Their analysis modeled various scenarios and pathways to 2050, the worst case being 'business as usual' where the emissions intensity of aluminum production remains unchanged and its demand adds close to 4,000 megatonnes of CO2 to the atmosphere.

Factored in were estimates of how much recycled aluminum will be available to use in China, where most solar panels are made, the lifetime of solar panel parts, and expected improvements in aluminum production techniques.

"We're not going to get rid of these emissions unless something is done about the process," engineer Guðrún Sævarsdóttir of the University of Reykjavik told Ian Morse at PV Magazine in 2020.

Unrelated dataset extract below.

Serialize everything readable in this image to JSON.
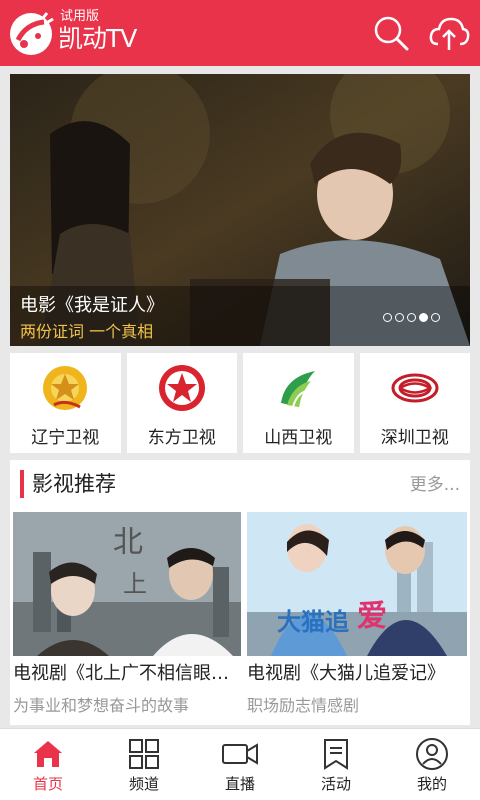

In the best-case scenario, emissions from aluminum production would rapidly decrease to 2030 then stay below the "ambitious target" of 1,500 megatonnes of CO2 by mid-century – which is the International Aluminium Institute's upper limit for keeping global heating below 2 degrees.

To get there, the researchers say it will be critical to take full advantage of recycled aluminum and to source it from local producers in the countries where solar panels are installed rather than importing parts.

Efficiency gains in solar yields and panel configurations could help reduce aluminum demand, but the sheer number of solar panels needed – and the urgency of the climate crisis – means we need to pull out all the stops.

The decarbonization of electricity grids that power aluminum smelters must happen in the next decade to keep emissions below 1,000 megatonnes of CO2 by 2050, a task made easier with policies to incentivize low-carbon production and if new facilities are built in renewable energy zones, the researchers conclude.

The study was published in Nature Sustainability.